禅柒抬起了头,觉得自己有些沉重,便转言问道:“师兄此次前来我处,并不是单纯想要叙旧那么简单吧?”
“白华门里的那几个老东西让我将乾坤妖戒交到一个黄毛丫头手里,说是要让她除妖。我还和她过了两招,完全是三脚猫的功夫,你说将妖戒给她她会使吗?”
“乾坤妖戒!就是爵王之血所筑的血戒!”禅柒着实吃了不小的惊,因为乾坤妖戒在修行之人眼中实在是太贵重了,没有人不想要得到它。如果像冷凌云所说,白华门将这么会贵重的东西交给一个道行尚浅的丫头,显然不符和常理。
“那你知不知道白华门那边的用意?”
冷凌云摇了摇头,道:“我也不清楚,不过好像是寻找一只藏匿起来的妖,听起来好像还挺厉害的,不知道那丫头能对付么?”
禅柒点了点头,没有了先前的吃惊,毕竟这些捕灵之事已经与他没有关系,他也不想再提白华门。
“那师兄到我的地方来又是所为何意?”
“我要在你这里住一段时间,留意各大门派的动静,伏魔大会快要开始了,那些老东西也坐不住了。”
禅柒知道伏魔大会可是捕灵人的盛事。普天之下修行之人多入牛毛,修炼之法又是千差万别,但最终要走的路却只有一个——捕灵。伏魔大会就是所有捕灵人的聚会,人们在此交换功法,切磋法术。但最重要的,也是最让人关注的还要属各门派排名的归属。现如今天下正道以白华门为首,正是白华门在上一次的伏魔大会上夺得魁首。但这排名并非一成不变,每一届伏魔大会都会决逐出新的魁首,而这个夺得魁首的门派就会获得天下第一正派的美誉。
白华门之下,昆仑、武当、漓花、少林都是志在取得魁首,将门派发扬光大。为保住自己天下第一正派的位置,白华门也要早些在江湖上打听各路的消息,作出万全之策。
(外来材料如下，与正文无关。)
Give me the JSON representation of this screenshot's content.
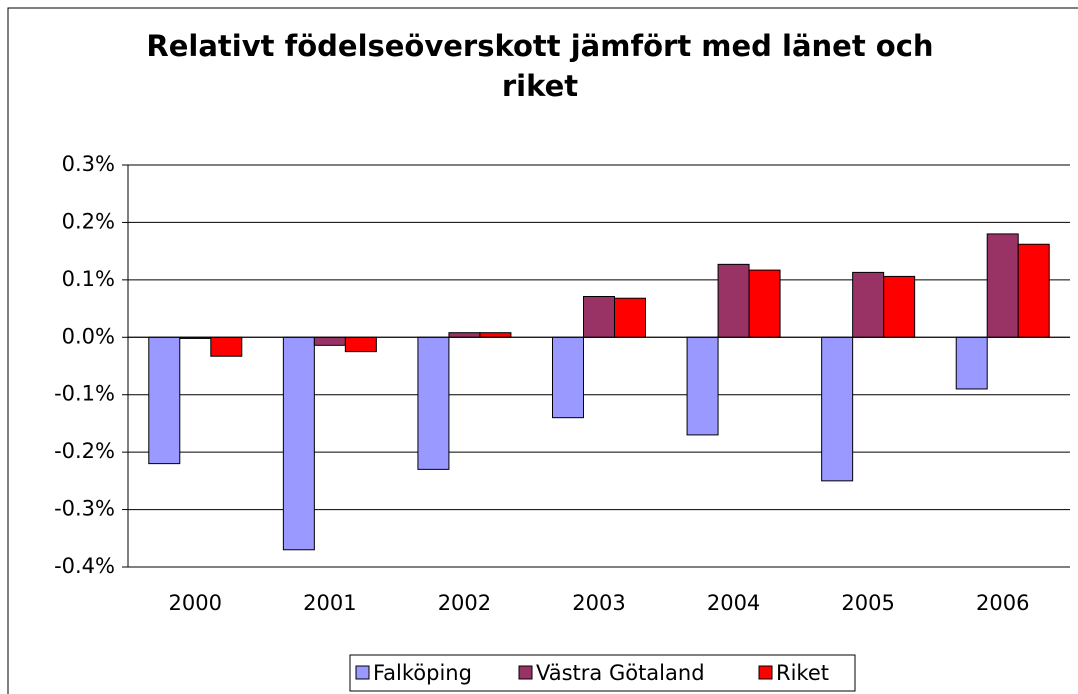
{
  "chart_data": {
    "type": "bar",
    "title": "Relativt födelseöverskott jämfört med länet och riket",
    "categories": [
      "2000",
      "2001",
      "2002",
      "2003",
      "2004",
      "2005",
      "2006"
    ],
    "series": [
      {
        "name": "Falköping",
        "color": "#9999ff",
        "values": [
          -0.22,
          -0.37,
          -0.23,
          -0.14,
          -0.17,
          -0.25,
          -0.09
        ]
      },
      {
        "name": "Västra Götaland",
        "color": "#993366",
        "values": [
          -0.002,
          -0.014,
          0.008,
          0.071,
          0.127,
          0.113,
          0.18
        ]
      },
      {
        "name": "Riket",
        "color": "#ff0000",
        "values": [
          -0.033,
          -0.025,
          0.008,
          0.068,
          0.117,
          0.106,
          0.162
        ]
      }
    ],
    "ylim": [
      -0.4,
      0.3
    ],
    "yticks": [
      {
        "value": -0.4,
        "label": "-0.4%"
      },
      {
        "value": -0.3,
        "label": "-0.3%"
      },
      {
        "value": -0.2,
        "label": "-0.2%"
      },
      {
        "value": -0.1,
        "label": "-0.1%"
      },
      {
        "value": 0,
        "label": "0.0%"
      },
      {
        "value": 0.1,
        "label": "0.1%"
      },
      {
        "value": 0.2,
        "label": "0.2%"
      },
      {
        "value": 0.3,
        "label": "0.3%"
      }
    ],
    "grid": true,
    "legend": "bottom"
  }
}
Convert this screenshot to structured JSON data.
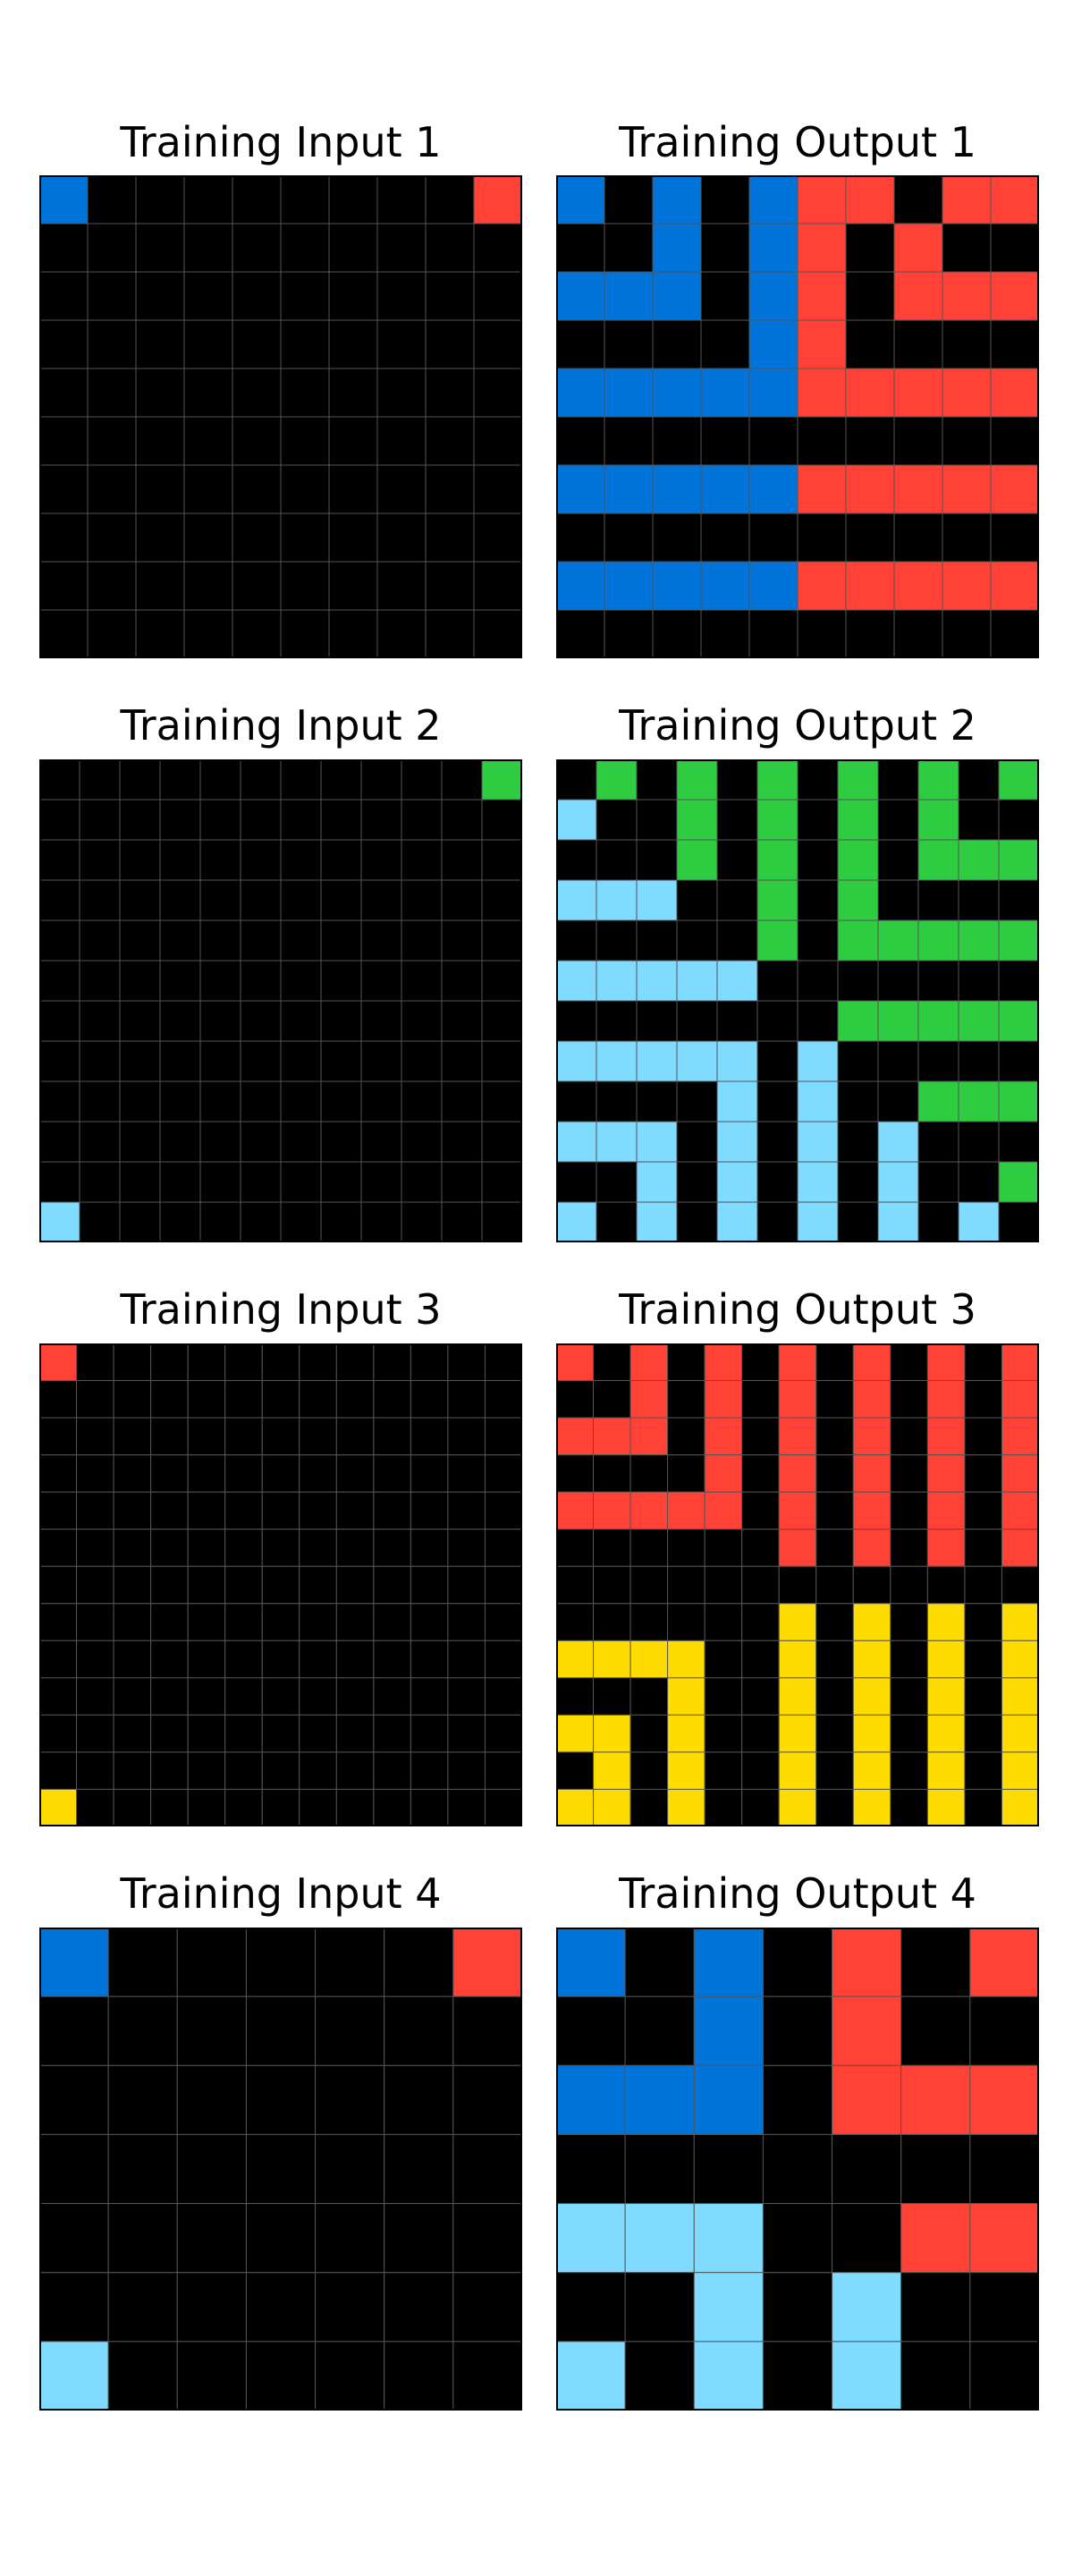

“如此,师兄便在小弟这多住些时日,我也好尽些地主之谊。”
冷凌云听到后十分高兴,大步上前,紧紧搂住禅柒的脖子,满嘴的胡渣使劲往禅柒白皙的脸上蹭。
“呵呵,师兄还是这么热情啊……”禅柒眼见于此,只觉得刚刚说了句十分傻缺的话。
…………
酒过三旬,二人的脸都红的跟猪肝似的。二人嘴里都模糊不清地说着醉话。
“师兄你的胡子该刮刮了,以前这不是你的风格啊。”
“你懂什么,这叫成熟。你看看你,活脱脱一个伪娘。虚得像根竹竿,亏你还修行过几年。”
禅柒自知说不过眼前的“地痞”,心中却又气不过,狠狠的喝了口闷酒。抬头却又看见冷凌云对着自己傻笑。